Using Greek words, especially for journals or websites or organizations
is a PR move that "we been around since Plato mate" and are absolutely steeped
in ancient wisdom. Christian journals and websites will do this as
well. But frankly, I am not able to translate Greek, I have read various
Greeks more in sections or in summary than whole works start to finish, with
a couple of exceptions. I hang around as well and pick up words
here and there, and if I were naming Journal or a website that purported to be
intellectual, I might pull out one of those words and go, yeah this will
make me sound Knowledgeable. Like Kerygma, or Pneuma, or Agape. I'm not saying don't do it if you are naming a church or a band, I'm just saying don't fall for it if you are a customer. Yes there are distinctions in Greek that aren't in English, or not easily in English. Those can be illuminating. But there are distinctions in English that don't come naturally in Greek as well.
This is downstream of the Renaissance attitude that Greeks were much smarter than us and using their language meant you were being more precise yourself.

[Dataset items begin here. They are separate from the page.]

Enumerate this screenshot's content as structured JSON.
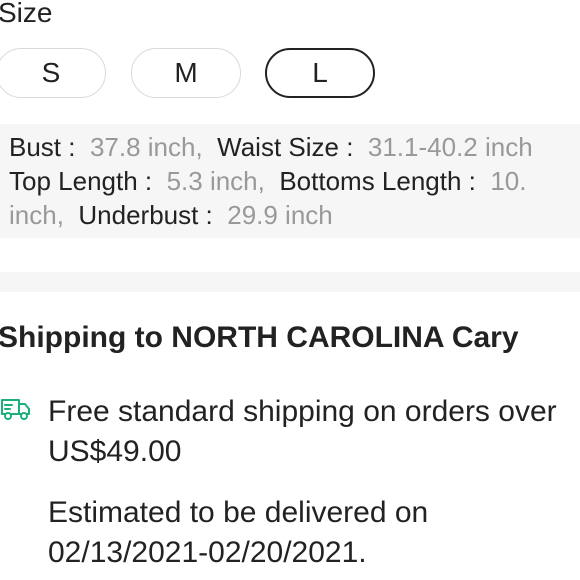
{
  "size_section": {
    "heading": "Size",
    "options": [
      {
        "label": "S",
        "selected": false
      },
      {
        "label": "M",
        "selected": false
      },
      {
        "label": "L",
        "selected": true
      }
    ]
  },
  "measurements": {
    "line1": {
      "bust_label": "Bust :",
      "bust_value": "37.8 inch,",
      "waist_label": "Waist Size :",
      "waist_value": "31.1-40.2 inch"
    },
    "line2": {
      "top_length_label": "Top Length :",
      "top_length_value": "5.3 inch,",
      "bottoms_length_label": "Bottoms Length :",
      "bottoms_length_value": "10."
    },
    "line3": {
      "bottoms_length_value_cont": "inch,",
      "underbust_label": "Underbust :",
      "underbust_value": "29.9 inch"
    }
  },
  "shipping": {
    "title": "Shipping to NORTH CAROLINA Cary",
    "icon": "delivery-truck-icon",
    "free_shipping_text": "Free standard shipping on orders over US$49.00",
    "estimate_text": "Estimated to be delivered on 02/13/2021-02/20/2021."
  },
  "colors": {
    "accent_green": "#1bb07a",
    "selected_border": "#222222",
    "muted_value": "#999999",
    "panel_bg": "#f6f6f6"
  }
}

Because all languages have difficulties with exact translations between each other, it was fertile ground for making it look like they were making distinctions that were superior, rather than merely different. "You have to understand that the Egyptians did not understand the afterlife in quite the same way that we did, so when they said..." You could, and likely still can, make a career out of explaining to Englsih-speakers that they just don;t understand this properly. It led to all our medical terminology being unnecessarily Greek and therefore less-understandable. Hyperkalemia means "lots of potassium." Arteriosclerosis just means "artery hardening." We could have dispensed with the edumacated sounding language altogether.
OTOH, when we didn't have dead languages to aspire to we named our diseases croup, thrush, and grippe, so maybe snobbery was a real upgrade.